Madeleine History
As with most popular French foods, there are several different stories about the origin of madeleine cookies. According to one version, Madeleine was a young maid working for a Marquise in the late 1700's when she baked shell shaped tea cakes for a certain
Stanislas Leczinski, the deposed king of Poland.
In another version, it was a different Madeleine who offered her cakes to voyagers making the pilgrimage to Saint Jacques burial site. Whoever made the first madeleine recipe had a good idea at any rate. For it wasn't long before several different enterprises had taken up making and marketing these small cakes.

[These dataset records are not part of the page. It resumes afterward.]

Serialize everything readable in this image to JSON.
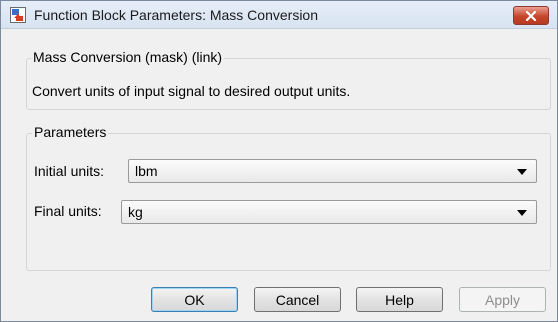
{
  "window": {
    "title": "Function Block Parameters: Mass Conversion",
    "close_icon": "close-x-icon"
  },
  "block_group": {
    "legend": "Mass Conversion (mask) (link)",
    "description": "Convert units of input signal to desired output units."
  },
  "parameters": {
    "legend": "Parameters",
    "initial_units_label": "Initial units:",
    "initial_units_value": "lbm",
    "final_units_label": "Final units:",
    "final_units_value": "kg"
  },
  "buttons": {
    "ok": "OK",
    "cancel": "Cancel",
    "help": "Help",
    "apply": "Apply"
  },
  "colors": {
    "close_button": "#c7452b",
    "default_button_border": "#3c7fb1",
    "disabled_text": "#8d8d8d"
  }
}
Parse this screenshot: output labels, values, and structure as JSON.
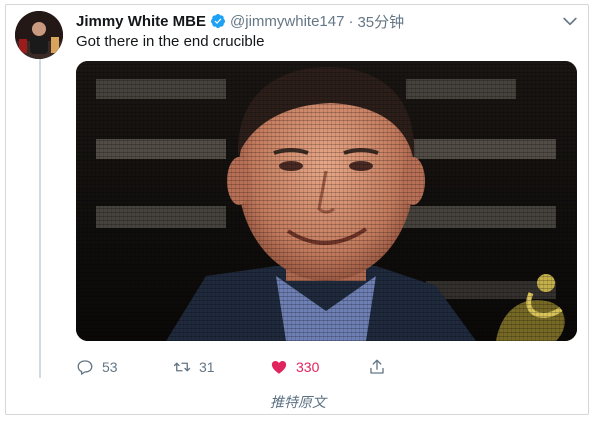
{
  "tweet": {
    "display_name": "Jimmy White MBE",
    "verified": true,
    "handle": "@jimmywhite147",
    "separator": "·",
    "time": "35分钟",
    "text": "Got there in the end crucible",
    "media_description": "Screen photo of man smiling",
    "actions": {
      "reply_count": "53",
      "retweet_count": "31",
      "like_count": "330",
      "liked": true
    }
  },
  "footer": {
    "view_original_label": "推特原文"
  },
  "colors": {
    "like_active": "#e0245e",
    "verified_badge": "#1da1f2",
    "muted_text": "#657786",
    "thread_line": "#cfd9de"
  },
  "icons": {
    "reply": "reply-icon",
    "retweet": "retweet-icon",
    "like": "heart-icon",
    "share": "share-icon",
    "more": "chevron-down-icon",
    "verified": "verified-badge-icon"
  }
}
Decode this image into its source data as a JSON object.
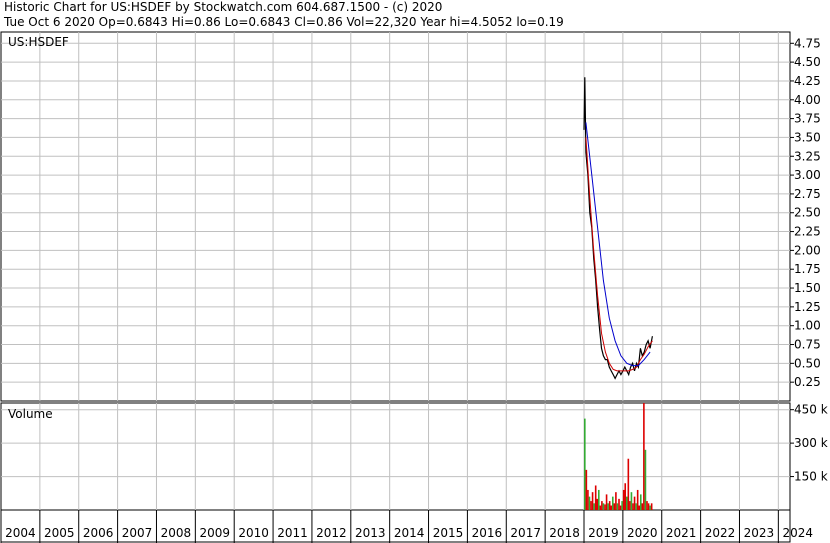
{
  "header": {
    "line1": "Historic Chart for US:HSDEF by Stockwatch.com 604.687.1500 - (c) 2020",
    "line2": "Tue Oct  6 2020   Op=0.6843   Hi=0.86   Lo=0.6843   Cl=0.86   Vol=22,320   Year hi=4.5052   lo=0.19"
  },
  "colors": {
    "price": "#000000",
    "ma_short": "#cc0000",
    "ma_long": "#0000cc",
    "vol_up": "#33aa33",
    "vol_down": "#dd0000",
    "grid": "#c0c0c0"
  },
  "chart_data": [
    {
      "type": "line",
      "title": "US:HSDEF",
      "xlabel": "",
      "ylabel": "",
      "xlim": [
        2004,
        2024.3
      ],
      "ylim": [
        0,
        4.9
      ],
      "y_ticks": [
        "0.25",
        "0.50",
        "0.75",
        "1.00",
        "1.25",
        "1.50",
        "1.75",
        "2.00",
        "2.25",
        "2.50",
        "2.75",
        "3.00",
        "3.25",
        "3.50",
        "3.75",
        "4.00",
        "4.25",
        "4.50",
        "4.75"
      ],
      "grid": true,
      "series": [
        {
          "values_x": [
            2019.0,
            2019.02,
            2019.05,
            2019.1,
            2019.15,
            2019.2,
            2019.25,
            2019.3,
            2019.35,
            2019.4,
            2019.45,
            2019.5,
            2019.55,
            2019.6,
            2019.65,
            2019.7,
            2019.75,
            2019.8,
            2019.85,
            2019.9,
            2019.95,
            2020.0,
            2020.05,
            2020.1,
            2020.15,
            2020.2,
            2020.25,
            2020.3,
            2020.35,
            2020.4,
            2020.45,
            2020.5,
            2020.55,
            2020.6,
            2020.65,
            2020.7,
            2020.76
          ],
          "values_y": [
            3.6,
            4.3,
            3.3,
            3.0,
            2.5,
            2.3,
            1.9,
            1.6,
            1.25,
            0.95,
            0.7,
            0.6,
            0.55,
            0.55,
            0.45,
            0.4,
            0.35,
            0.3,
            0.35,
            0.4,
            0.35,
            0.4,
            0.45,
            0.4,
            0.35,
            0.45,
            0.5,
            0.4,
            0.5,
            0.45,
            0.7,
            0.6,
            0.65,
            0.75,
            0.8,
            0.7,
            0.86
          ]
        },
        {
          "values_x": [
            2019.05,
            2019.15,
            2019.25,
            2019.35,
            2019.45,
            2019.55,
            2019.65,
            2019.75,
            2019.85,
            2019.95,
            2020.05,
            2020.15,
            2020.25,
            2020.35,
            2020.45,
            2020.55,
            2020.65,
            2020.76
          ],
          "values_y": [
            3.5,
            2.7,
            2.0,
            1.4,
            0.9,
            0.65,
            0.5,
            0.42,
            0.4,
            0.4,
            0.4,
            0.4,
            0.42,
            0.45,
            0.55,
            0.62,
            0.72,
            0.8
          ]
        },
        {
          "values_x": [
            2019.05,
            2019.2,
            2019.35,
            2019.5,
            2019.65,
            2019.8,
            2019.95,
            2020.1,
            2020.25,
            2020.4,
            2020.55,
            2020.7
          ],
          "values_y": [
            3.7,
            3.0,
            2.3,
            1.6,
            1.1,
            0.8,
            0.6,
            0.5,
            0.47,
            0.47,
            0.55,
            0.65
          ]
        }
      ]
    },
    {
      "type": "bar",
      "title": "Volume",
      "ylim": [
        0,
        480000
      ],
      "y_ticks": [
        "150 k",
        "300 k",
        "450 k"
      ],
      "x_ticks": [
        "2004",
        "2005",
        "2006",
        "2007",
        "2008",
        "2009",
        "2010",
        "2011",
        "2012",
        "2013",
        "2014",
        "2015",
        "2016",
        "2017",
        "2018",
        "2019",
        "2020",
        "2021",
        "2022",
        "2023",
        "2024"
      ],
      "x": [
        2019.0,
        2019.04,
        2019.08,
        2019.12,
        2019.16,
        2019.2,
        2019.24,
        2019.28,
        2019.32,
        2019.36,
        2019.4,
        2019.44,
        2019.48,
        2019.52,
        2019.56,
        2019.6,
        2019.64,
        2019.68,
        2019.72,
        2019.76,
        2019.8,
        2019.84,
        2019.88,
        2019.92,
        2019.96,
        2020.0,
        2020.04,
        2020.08,
        2020.12,
        2020.16,
        2020.2,
        2020.24,
        2020.28,
        2020.32,
        2020.36,
        2020.4,
        2020.44,
        2020.48,
        2020.52,
        2020.56,
        2020.6,
        2020.64,
        2020.68,
        2020.72
      ],
      "values": [
        410000,
        180000,
        90000,
        60000,
        40000,
        80000,
        30000,
        110000,
        50000,
        90000,
        20000,
        40000,
        30000,
        25000,
        70000,
        30000,
        40000,
        20000,
        60000,
        30000,
        80000,
        30000,
        50000,
        20000,
        40000,
        90000,
        120000,
        60000,
        230000,
        40000,
        80000,
        30000,
        60000,
        30000,
        90000,
        20000,
        70000,
        30000,
        480000,
        270000,
        40000,
        30000,
        20000,
        30000
      ]
    }
  ],
  "title_label": "US:HSDEF",
  "volume_label": "Volume"
}
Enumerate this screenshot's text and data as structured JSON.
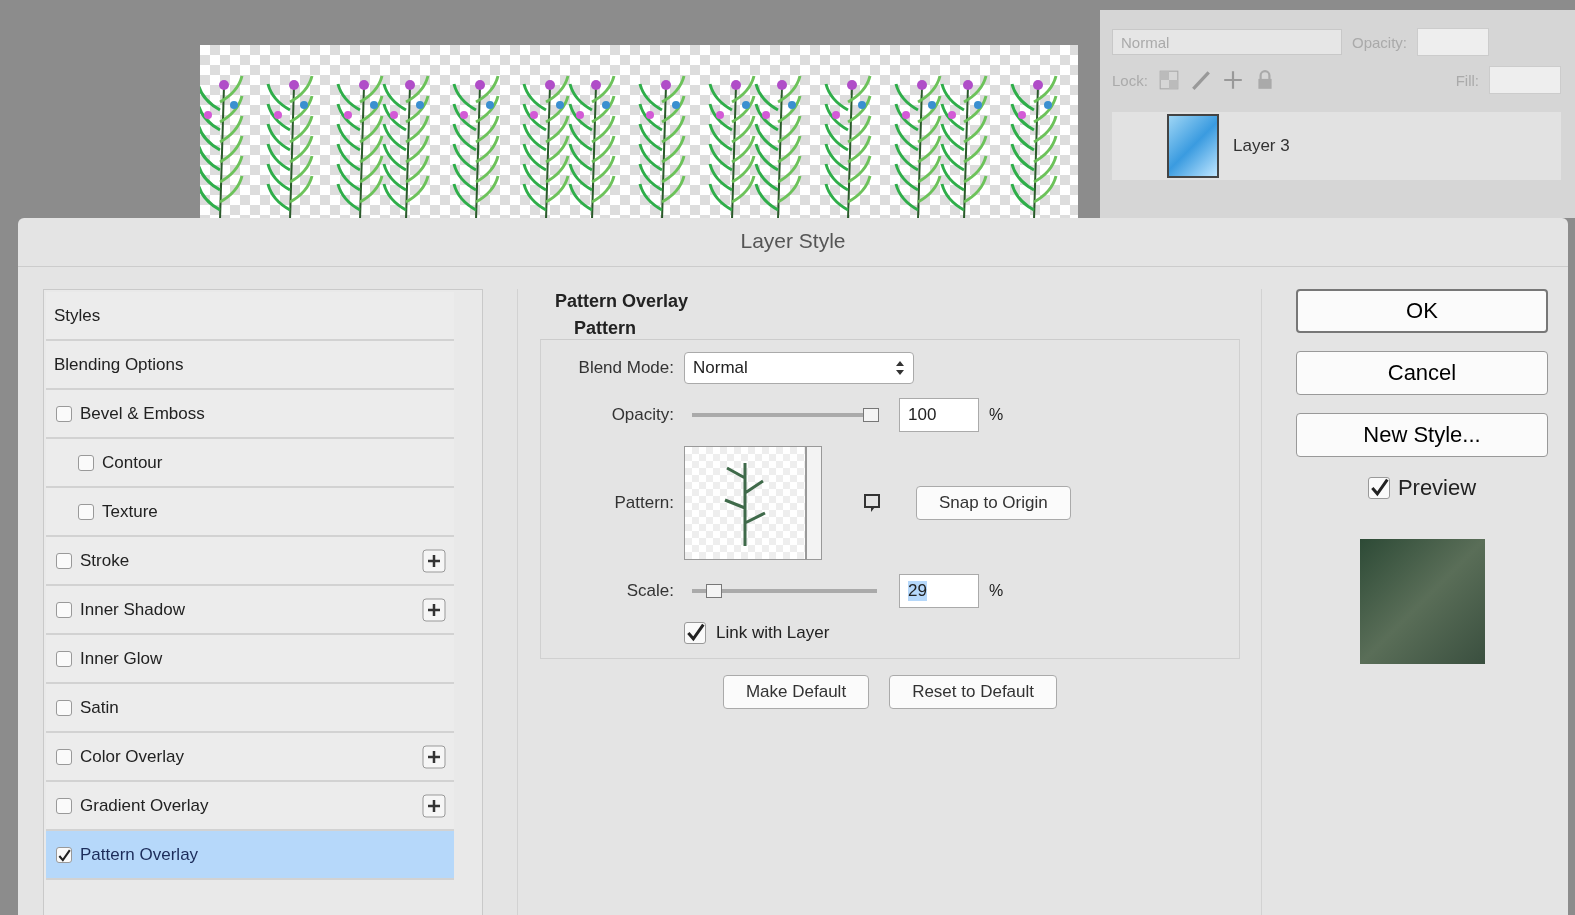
{
  "layers_panel": {
    "blend_mode": "Normal",
    "opacity_label": "Opacity:",
    "lock_label": "Lock:",
    "fill_label": "Fill:",
    "layers": [
      {
        "name": "Layer 3"
      }
    ]
  },
  "dialog": {
    "title": "Layer Style",
    "styles": [
      {
        "label": "Styles",
        "kind": "header",
        "selected": false
      },
      {
        "label": "Blending Options",
        "kind": "plain",
        "selected": false
      },
      {
        "label": "Bevel & Emboss",
        "kind": "check",
        "checked": false,
        "selected": false,
        "add_button": false,
        "children": [
          {
            "label": "Contour",
            "kind": "check",
            "checked": false,
            "selected": false,
            "add_button": false
          },
          {
            "label": "Texture",
            "kind": "check",
            "checked": false,
            "selected": false,
            "add_button": false
          }
        ]
      },
      {
        "label": "Stroke",
        "kind": "check",
        "checked": false,
        "selected": false,
        "add_button": true
      },
      {
        "label": "Inner Shadow",
        "kind": "check",
        "checked": false,
        "selected": false,
        "add_button": true
      },
      {
        "label": "Inner Glow",
        "kind": "check",
        "checked": false,
        "selected": false,
        "add_button": false
      },
      {
        "label": "Satin",
        "kind": "check",
        "checked": false,
        "selected": false,
        "add_button": false
      },
      {
        "label": "Color Overlay",
        "kind": "check",
        "checked": false,
        "selected": false,
        "add_button": true
      },
      {
        "label": "Gradient Overlay",
        "kind": "check",
        "checked": false,
        "selected": false,
        "add_button": true
      },
      {
        "label": "Pattern Overlay",
        "kind": "check",
        "checked": true,
        "selected": true,
        "add_button": false
      }
    ],
    "section": {
      "title": "Pattern Overlay",
      "subtitle": "Pattern",
      "blend_mode": {
        "label": "Blend Mode:",
        "value": "Normal"
      },
      "opacity": {
        "label": "Opacity:",
        "level": 0.97,
        "value": "100",
        "unit": "%"
      },
      "pattern": {
        "label": "Pattern:",
        "snap_button": "Snap to Origin"
      },
      "scale": {
        "label": "Scale:",
        "level": 0.12,
        "value": "29",
        "unit": "%"
      },
      "link": {
        "label": "Link with Layer",
        "checked": true
      },
      "buttons": [
        "Make Default",
        "Reset to Default"
      ]
    },
    "buttons": [
      "OK",
      "Cancel",
      "New Style..."
    ],
    "preview": {
      "label": "Preview",
      "checked": true
    }
  }
}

The town of Commercy in the Lorraine region of eastern France is renowned for it's madeleines. From the end of the 19th century up until WWII, voyagers on the train through Commercy were entertained by the site of female cake vendors carrying their wares in
big baskets, each yelling louder than the next in an attempt to sell the maximum number of her employer's madeleines.
This way of selling merchandise was unique within France at the time, and the spectacle of the ladies at Commercy was probably looked forward to by bored travelers.
The madeleine was then immortalized by Marcel Proust in his autobiographical book, Á la recherche du temps perdu (Remembrance of Things Past), where a
taste of the cake plunges the narrator back into his childhood. Since then, Proust's madeleine has become a metaphor in France for anything that creates a vivid memory.